The area in question is the band 20-30 kilometers away from the power plant, separate from the 20-kilometer mandatory evacuation zone, which will remain intact. In the preparation zone, which includes five cities including a large part of Minamisoma, residents have not been forced to evacuate but have been asked to remain ready. Many have left nonetheless, while schools and elderly homes are closed, and hospitals are operating at reduced capacity.
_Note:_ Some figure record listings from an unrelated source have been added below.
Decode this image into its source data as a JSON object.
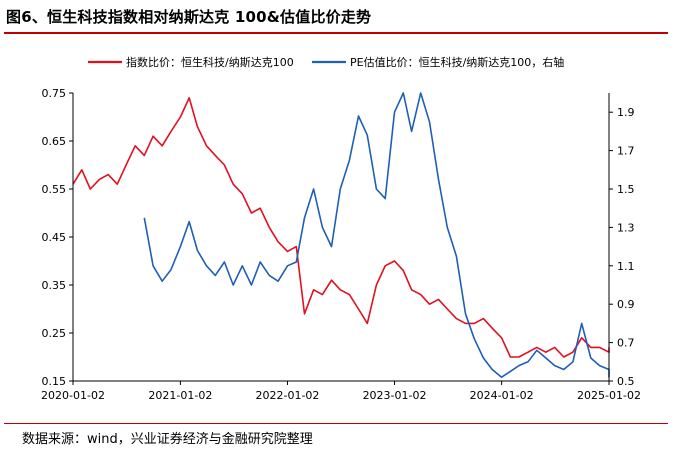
{
  "title": "图6、恒生科技指数相对纳斯达克 100&估值比价走势",
  "source": "数据来源：wind，兴业证券经济与金融研究院整理",
  "chart_data": {
    "type": "line",
    "title": "图6、恒生科技指数相对纳斯达克 100&估值比价走势",
    "xlabel": "",
    "ylabel": "",
    "x_ticks": [
      "2020-01-02",
      "2021-01-02",
      "2022-01-02",
      "2023-01-02",
      "2024-01-02",
      "2025-01-02"
    ],
    "x_range": [
      "2020-01-02",
      "2025-01-02"
    ],
    "y_left": {
      "range": [
        0.15,
        0.75
      ],
      "ticks": [
        0.15,
        0.25,
        0.35,
        0.45,
        0.55,
        0.65,
        0.75
      ]
    },
    "y_right": {
      "range": [
        0.5,
        2.0
      ],
      "ticks": [
        0.5,
        0.7,
        0.9,
        1.1,
        1.3,
        1.5,
        1.7,
        1.9
      ]
    },
    "grid": false,
    "legend_position": "top-center",
    "series": [
      {
        "name": "指数比价：恒生科技/纳斯达克100",
        "axis": "left",
        "color": "#e0101f",
        "points": [
          [
            "2020-01-02",
            0.56
          ],
          [
            "2020-02-01",
            0.59
          ],
          [
            "2020-03-01",
            0.55
          ],
          [
            "2020-04-01",
            0.57
          ],
          [
            "2020-05-01",
            0.58
          ],
          [
            "2020-06-01",
            0.56
          ],
          [
            "2020-07-01",
            0.6
          ],
          [
            "2020-08-01",
            0.64
          ],
          [
            "2020-09-01",
            0.62
          ],
          [
            "2020-10-01",
            0.66
          ],
          [
            "2020-11-01",
            0.64
          ],
          [
            "2020-12-01",
            0.67
          ],
          [
            "2021-01-02",
            0.7
          ],
          [
            "2021-02-01",
            0.74
          ],
          [
            "2021-03-01",
            0.68
          ],
          [
            "2021-04-01",
            0.64
          ],
          [
            "2021-05-01",
            0.62
          ],
          [
            "2021-06-01",
            0.6
          ],
          [
            "2021-07-01",
            0.56
          ],
          [
            "2021-08-01",
            0.54
          ],
          [
            "2021-09-01",
            0.5
          ],
          [
            "2021-10-01",
            0.51
          ],
          [
            "2021-11-01",
            0.47
          ],
          [
            "2021-12-01",
            0.44
          ],
          [
            "2022-01-02",
            0.42
          ],
          [
            "2022-02-01",
            0.43
          ],
          [
            "2022-03-01",
            0.29
          ],
          [
            "2022-04-01",
            0.34
          ],
          [
            "2022-05-01",
            0.33
          ],
          [
            "2022-06-01",
            0.36
          ],
          [
            "2022-07-01",
            0.34
          ],
          [
            "2022-08-01",
            0.33
          ],
          [
            "2022-09-01",
            0.3
          ],
          [
            "2022-10-01",
            0.27
          ],
          [
            "2022-11-01",
            0.35
          ],
          [
            "2022-12-01",
            0.39
          ],
          [
            "2023-01-02",
            0.4
          ],
          [
            "2023-02-01",
            0.38
          ],
          [
            "2023-03-01",
            0.34
          ],
          [
            "2023-04-01",
            0.33
          ],
          [
            "2023-05-01",
            0.31
          ],
          [
            "2023-06-01",
            0.32
          ],
          [
            "2023-07-01",
            0.3
          ],
          [
            "2023-08-01",
            0.28
          ],
          [
            "2023-09-01",
            0.27
          ],
          [
            "2023-10-01",
            0.27
          ],
          [
            "2023-11-01",
            0.28
          ],
          [
            "2023-12-01",
            0.26
          ],
          [
            "2024-01-02",
            0.24
          ],
          [
            "2024-02-01",
            0.2
          ],
          [
            "2024-03-01",
            0.2
          ],
          [
            "2024-04-01",
            0.21
          ],
          [
            "2024-05-01",
            0.22
          ],
          [
            "2024-06-01",
            0.21
          ],
          [
            "2024-07-01",
            0.22
          ],
          [
            "2024-08-01",
            0.2
          ],
          [
            "2024-09-01",
            0.21
          ],
          [
            "2024-10-01",
            0.24
          ],
          [
            "2024-11-01",
            0.22
          ],
          [
            "2024-12-01",
            0.22
          ],
          [
            "2025-01-02",
            0.21
          ],
          [
            "2025-02-01",
            0.22
          ]
        ]
      },
      {
        "name": "PE估值比价：恒生科技/纳斯达克100，右轴",
        "axis": "right",
        "color": "#1f5fb5",
        "points": [
          [
            "2020-09-01",
            1.35
          ],
          [
            "2020-10-01",
            1.1
          ],
          [
            "2020-11-01",
            1.02
          ],
          [
            "2020-12-01",
            1.08
          ],
          [
            "2021-01-02",
            1.2
          ],
          [
            "2021-02-01",
            1.33
          ],
          [
            "2021-03-01",
            1.18
          ],
          [
            "2021-04-01",
            1.1
          ],
          [
            "2021-05-01",
            1.05
          ],
          [
            "2021-06-01",
            1.12
          ],
          [
            "2021-07-01",
            1.0
          ],
          [
            "2021-08-01",
            1.1
          ],
          [
            "2021-09-01",
            1.0
          ],
          [
            "2021-10-01",
            1.12
          ],
          [
            "2021-11-01",
            1.05
          ],
          [
            "2021-12-01",
            1.02
          ],
          [
            "2022-01-02",
            1.1
          ],
          [
            "2022-02-01",
            1.12
          ],
          [
            "2022-03-01",
            1.35
          ],
          [
            "2022-04-01",
            1.5
          ],
          [
            "2022-05-01",
            1.3
          ],
          [
            "2022-06-01",
            1.2
          ],
          [
            "2022-07-01",
            1.5
          ],
          [
            "2022-08-01",
            1.65
          ],
          [
            "2022-09-01",
            1.88
          ],
          [
            "2022-10-01",
            1.78
          ],
          [
            "2022-11-01",
            1.5
          ],
          [
            "2022-12-01",
            1.45
          ],
          [
            "2023-01-02",
            1.9
          ],
          [
            "2023-02-01",
            2.0
          ],
          [
            "2023-03-01",
            1.8
          ],
          [
            "2023-04-01",
            2.0
          ],
          [
            "2023-05-01",
            1.85
          ],
          [
            "2023-06-01",
            1.55
          ],
          [
            "2023-07-01",
            1.3
          ],
          [
            "2023-08-01",
            1.15
          ],
          [
            "2023-09-01",
            0.85
          ],
          [
            "2023-10-01",
            0.72
          ],
          [
            "2023-11-01",
            0.62
          ],
          [
            "2023-12-01",
            0.56
          ],
          [
            "2024-01-02",
            0.52
          ],
          [
            "2024-02-01",
            0.55
          ],
          [
            "2024-03-01",
            0.58
          ],
          [
            "2024-04-01",
            0.6
          ],
          [
            "2024-05-01",
            0.66
          ],
          [
            "2024-06-01",
            0.62
          ],
          [
            "2024-07-01",
            0.58
          ],
          [
            "2024-08-01",
            0.56
          ],
          [
            "2024-09-01",
            0.6
          ],
          [
            "2024-10-01",
            0.8
          ],
          [
            "2024-11-01",
            0.62
          ],
          [
            "2024-12-01",
            0.58
          ],
          [
            "2025-01-02",
            0.56
          ],
          [
            "2025-02-01",
            0.52
          ]
        ]
      }
    ]
  }
}
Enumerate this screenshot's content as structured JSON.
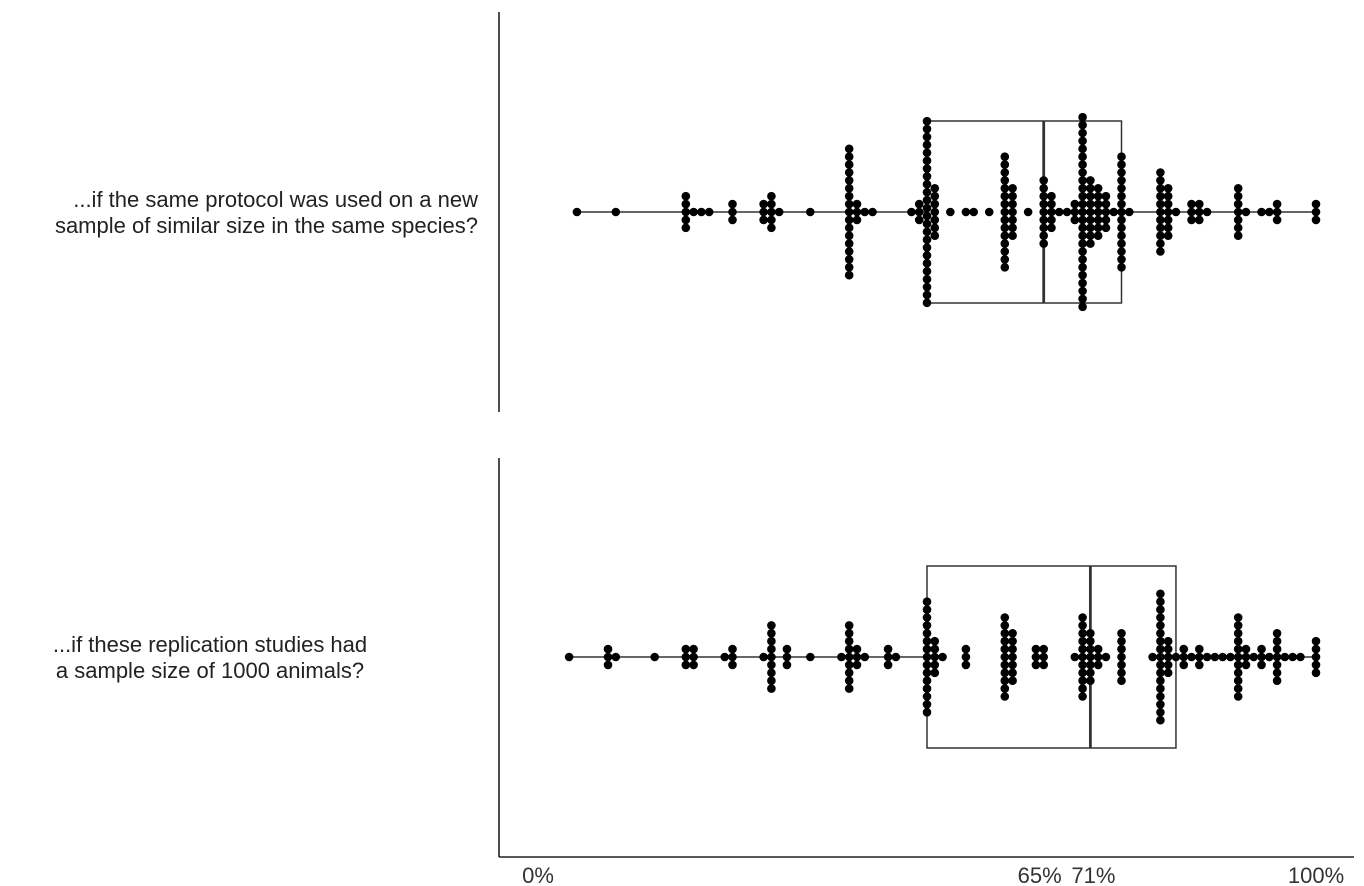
{
  "chart_data": {
    "type": "dot-box",
    "x_ticks": [
      "0%",
      "65%",
      "71%",
      "100%"
    ],
    "x_tick_values": [
      0,
      65,
      71,
      100
    ],
    "xlim": [
      -5,
      105
    ],
    "grid": false,
    "panels": [
      {
        "label_lines": [
          "...if the same protocol was used on a new",
          "sample of similar size in the same species?"
        ],
        "box": {
          "whisker_min": 5,
          "q1": 50,
          "median": 65,
          "q3": 75,
          "whisker_max": 100
        },
        "dot_columns": [
          [
            5,
            1
          ],
          [
            10,
            1
          ],
          [
            19,
            5
          ],
          [
            20,
            1
          ],
          [
            21,
            1
          ],
          [
            22,
            1
          ],
          [
            25,
            3
          ],
          [
            29,
            3
          ],
          [
            30,
            5
          ],
          [
            31,
            1
          ],
          [
            35,
            1
          ],
          [
            40,
            17
          ],
          [
            41,
            3
          ],
          [
            42,
            1
          ],
          [
            43,
            1
          ],
          [
            48,
            1
          ],
          [
            49,
            3
          ],
          [
            50,
            24
          ],
          [
            51,
            7
          ],
          [
            53,
            1
          ],
          [
            55,
            1
          ],
          [
            56,
            1
          ],
          [
            58,
            1
          ],
          [
            60,
            15
          ],
          [
            61,
            7
          ],
          [
            63,
            1
          ],
          [
            65,
            9
          ],
          [
            66,
            5
          ],
          [
            67,
            1
          ],
          [
            68,
            1
          ],
          [
            69,
            3
          ],
          [
            70,
            25
          ],
          [
            71,
            9
          ],
          [
            72,
            7
          ],
          [
            73,
            5
          ],
          [
            74,
            1
          ],
          [
            75,
            15
          ],
          [
            76,
            1
          ],
          [
            80,
            11
          ],
          [
            81,
            7
          ],
          [
            82,
            1
          ],
          [
            84,
            3
          ],
          [
            85,
            3
          ],
          [
            86,
            1
          ],
          [
            90,
            7
          ],
          [
            91,
            1
          ],
          [
            93,
            1
          ],
          [
            94,
            1
          ],
          [
            95,
            3
          ],
          [
            100,
            3
          ]
        ]
      },
      {
        "label_lines": [
          "...if these replication studies had",
          "a sample size of 1000 animals?"
        ],
        "box": {
          "whisker_min": 4,
          "q1": 50,
          "median": 71,
          "q3": 82,
          "whisker_max": 100
        },
        "dot_columns": [
          [
            4,
            1
          ],
          [
            9,
            3
          ],
          [
            10,
            1
          ],
          [
            15,
            1
          ],
          [
            19,
            3
          ],
          [
            20,
            3
          ],
          [
            24,
            1
          ],
          [
            25,
            3
          ],
          [
            29,
            1
          ],
          [
            30,
            9
          ],
          [
            32,
            3
          ],
          [
            35,
            1
          ],
          [
            39,
            1
          ],
          [
            40,
            9
          ],
          [
            41,
            3
          ],
          [
            42,
            1
          ],
          [
            45,
            3
          ],
          [
            46,
            1
          ],
          [
            50,
            15
          ],
          [
            51,
            5
          ],
          [
            52,
            1
          ],
          [
            55,
            3
          ],
          [
            60,
            11
          ],
          [
            61,
            7
          ],
          [
            64,
            3
          ],
          [
            65,
            3
          ],
          [
            69,
            1
          ],
          [
            70,
            11
          ],
          [
            71,
            7
          ],
          [
            72,
            3
          ],
          [
            73,
            1
          ],
          [
            75,
            7
          ],
          [
            79,
            1
          ],
          [
            80,
            17
          ],
          [
            81,
            5
          ],
          [
            82,
            1
          ],
          [
            83,
            3
          ],
          [
            84,
            1
          ],
          [
            85,
            3
          ],
          [
            86,
            1
          ],
          [
            87,
            1
          ],
          [
            88,
            1
          ],
          [
            89,
            1
          ],
          [
            90,
            11
          ],
          [
            91,
            3
          ],
          [
            92,
            1
          ],
          [
            93,
            3
          ],
          [
            94,
            1
          ],
          [
            95,
            7
          ],
          [
            96,
            1
          ],
          [
            97,
            1
          ],
          [
            98,
            1
          ],
          [
            100,
            5
          ]
        ]
      }
    ]
  }
}
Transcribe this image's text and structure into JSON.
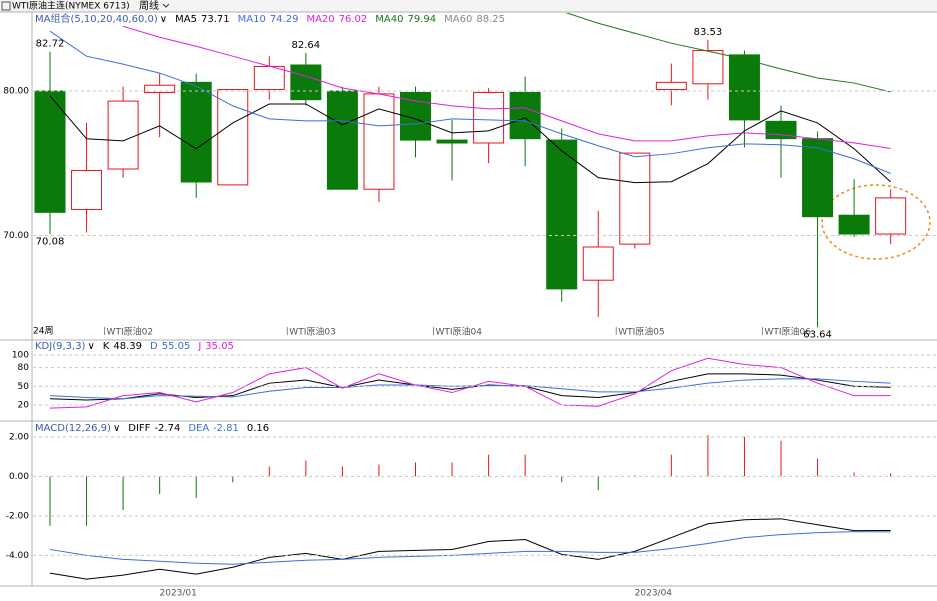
{
  "header": {
    "symbol": "WTI原油主连(NYMEX 6713)",
    "period": "周线"
  },
  "chart_data": [
    {
      "type": "candlestick",
      "title": "MA组合(5,10,20,40,60,0)",
      "period_label": "24周",
      "categories": [
        null,
        "WTI原油02",
        null,
        null,
        null,
        null,
        "WTI原油03",
        null,
        null,
        null,
        "WTI原油04",
        null,
        null,
        null,
        null,
        "WTI原油05",
        null,
        null,
        null,
        "WTI原油06",
        null,
        null,
        null,
        null
      ],
      "open": [
        80.0,
        71.8,
        74.6,
        79.9,
        80.6,
        73.5,
        80.1,
        81.8,
        80.0,
        73.2,
        79.9,
        76.6,
        76.4,
        79.9,
        76.6,
        66.9,
        69.4,
        80.1,
        80.5,
        82.5,
        77.9,
        76.7,
        71.4,
        70.1
      ],
      "high": [
        82.72,
        77.8,
        80.3,
        81.2,
        81.2,
        80.1,
        82.4,
        82.64,
        80.3,
        80.3,
        80.3,
        78.0,
        80.2,
        81.0,
        77.4,
        71.7,
        75.7,
        81.9,
        83.53,
        82.8,
        79.0,
        77.2,
        73.9,
        73.2
      ],
      "low": [
        70.08,
        70.2,
        74.0,
        76.8,
        72.6,
        73.5,
        79.4,
        79.0,
        73.2,
        72.3,
        75.4,
        73.8,
        75.0,
        74.8,
        65.4,
        64.36,
        69.1,
        79.0,
        79.4,
        76.1,
        74.0,
        63.64,
        69.9,
        69.4
      ],
      "close": [
        71.6,
        74.5,
        79.3,
        80.4,
        73.7,
        80.1,
        81.7,
        79.4,
        73.2,
        79.8,
        76.6,
        76.4,
        79.9,
        76.7,
        66.3,
        69.2,
        75.7,
        80.6,
        82.8,
        78.0,
        76.7,
        71.3,
        70.1,
        72.6
      ],
      "up_color": "#e8141a",
      "down_color": "#0a7a0a",
      "series": [
        {
          "name": "MA5",
          "last": 73.71,
          "color": "#000000",
          "values": [
            79.66,
            76.69,
            76.55,
            77.59,
            76.0,
            77.79,
            79.1,
            79.1,
            77.66,
            78.76,
            78.07,
            77.1,
            77.24,
            78.14,
            75.86,
            74.0,
            73.66,
            73.72,
            74.97,
            77.24,
            78.62,
            77.79,
            76.0,
            73.71
          ]
        },
        {
          "name": "MA10",
          "last": 74.29,
          "color": "#3a6fd8",
          "values": [
            84.14,
            82.41,
            81.86,
            81.24,
            80.34,
            78.97,
            78.07,
            77.93,
            77.93,
            77.59,
            77.72,
            78.07,
            78.0,
            77.93,
            77.03,
            76.21,
            75.45,
            75.66,
            76.07,
            76.34,
            76.28,
            76.07,
            75.31,
            74.29
          ]
        },
        {
          "name": "MA20",
          "last": 76.02,
          "color": "#e020e0",
          "values": [
            null,
            null,
            84.48,
            83.72,
            83.1,
            82.41,
            81.72,
            81.03,
            80.21,
            79.79,
            79.31,
            78.97,
            78.76,
            78.83,
            77.93,
            77.03,
            76.55,
            76.55,
            76.9,
            77.1,
            76.97,
            76.69,
            76.41,
            76.02
          ]
        },
        {
          "name": "MA40",
          "last": 79.94,
          "color": "#1a7a1a",
          "values": [
            null,
            null,
            null,
            null,
            null,
            null,
            null,
            null,
            null,
            null,
            null,
            null,
            null,
            null,
            85.52,
            84.69,
            84.0,
            83.31,
            82.76,
            82.21,
            81.52,
            80.9,
            80.55,
            79.94
          ]
        },
        {
          "name": "MA60",
          "last": 88.25,
          "color": "#888888"
        }
      ],
      "ylim": [
        62.9,
        85.4
      ],
      "yticks": [
        {
          "value": 80,
          "label": "80.00"
        },
        {
          "value": 70,
          "label": "70.00"
        }
      ],
      "grid": true
    },
    {
      "type": "line",
      "title": "KDJ(9,3,3)",
      "series": [
        {
          "name": "K",
          "last": 48.39,
          "color": "#000000",
          "values": [
            30,
            28,
            30,
            38,
            32,
            35,
            55,
            60,
            48,
            60,
            52,
            45,
            52,
            50,
            35,
            32,
            40,
            58,
            70,
            70,
            68,
            60,
            50,
            48.39
          ]
        },
        {
          "name": "D",
          "last": 55.05,
          "color": "#3a6fd8",
          "values": [
            35,
            32,
            30,
            35,
            34,
            33,
            42,
            48,
            48,
            52,
            52,
            50,
            51,
            51,
            46,
            41,
            41,
            47,
            55,
            60,
            62,
            62,
            58,
            55.05
          ]
        },
        {
          "name": "J",
          "last": 35.05,
          "color": "#e020e0",
          "values": [
            15,
            17,
            35,
            40,
            25,
            40,
            70,
            80,
            47,
            70,
            52,
            40,
            58,
            50,
            20,
            18,
            38,
            75,
            95,
            85,
            80,
            55,
            35,
            35.05
          ]
        }
      ],
      "ylim": [
        -4,
        121
      ],
      "yticks": [
        100,
        80,
        50,
        20
      ],
      "grid": true
    },
    {
      "type": "macd",
      "title": "MACD(12,26,9)",
      "categories": [
        null,
        null,
        null,
        null,
        "2023/01",
        null,
        null,
        null,
        null,
        null,
        null,
        null,
        null,
        null,
        null,
        null,
        null,
        "2023/04",
        null,
        null,
        null,
        null,
        null,
        null
      ],
      "series": [
        {
          "name": "DIFF",
          "last": -2.74,
          "color": "#000000",
          "values": [
            -4.9,
            -5.2,
            -5.0,
            -4.7,
            -4.95,
            -4.6,
            -4.1,
            -3.9,
            -4.2,
            -3.8,
            -3.75,
            -3.7,
            -3.3,
            -3.2,
            -3.95,
            -4.2,
            -3.8,
            -3.1,
            -2.4,
            -2.2,
            -2.15,
            -2.45,
            -2.75,
            -2.74
          ]
        },
        {
          "name": "DEA",
          "last": -2.81,
          "color": "#3a6fd8",
          "values": [
            -3.7,
            -4.0,
            -4.2,
            -4.3,
            -4.4,
            -4.45,
            -4.35,
            -4.25,
            -4.2,
            -4.1,
            -4.05,
            -4.0,
            -3.9,
            -3.8,
            -3.8,
            -3.85,
            -3.85,
            -3.65,
            -3.4,
            -3.1,
            -2.95,
            -2.85,
            -2.8,
            -2.81
          ]
        }
      ],
      "bars": {
        "last": 0.16,
        "up_color": "#e8141a",
        "down_color": "#0a7a0a",
        "values": [
          -2.5,
          -2.5,
          -1.7,
          -0.9,
          -1.1,
          -0.3,
          0.5,
          0.8,
          0.5,
          0.6,
          0.7,
          0.7,
          1.1,
          1.1,
          -0.3,
          -0.7,
          0.05,
          1.1,
          2.1,
          2.0,
          1.8,
          0.9,
          0.2,
          0.16
        ]
      },
      "ylim": [
        -5.5,
        2.7
      ],
      "yticks": [
        {
          "value": 2,
          "label": "2.00"
        },
        {
          "value": 0,
          "label": "0.00"
        },
        {
          "value": -2,
          "label": "-2.00"
        },
        {
          "value": -4,
          "label": "-4.00"
        }
      ],
      "grid": true
    }
  ]
}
Hosono said the government has decided the zone is now sufficiently safe for people to return, but said Tokyo will wait to see the cities’ plans for reconstruction before eliminating the restrictions, including how they will go about decontaminating the city of the low levels of radiation that remains, for instance, in topsoil and on building surfaces. Minamisoma rolled out its decontamination over the weekend, in which experts from the University of Tokyo will help the city identify “hot spot” areas of high radiation levels.

It’s news that has likely been met with mixed feelings in the cities themselves, where people are still anxious about living with low-grade radiation but also are hurting from the economic slowdown the area’s depopulation has caused. Small businesses might begin to recover as women and children start to return to the area, but whether the region’s primary industry — agriculture — will ever return to what it was once was is unclear.

Also up in the air is what will become of the area inside the 20-km mark. The government also announced on Tuesday that residents of towns within three kilometers of the plant will be able to return home for the first time this month, but, according to the Wall Street Journal, was “noncommittal” about the long-term prospects of its rehabilitation.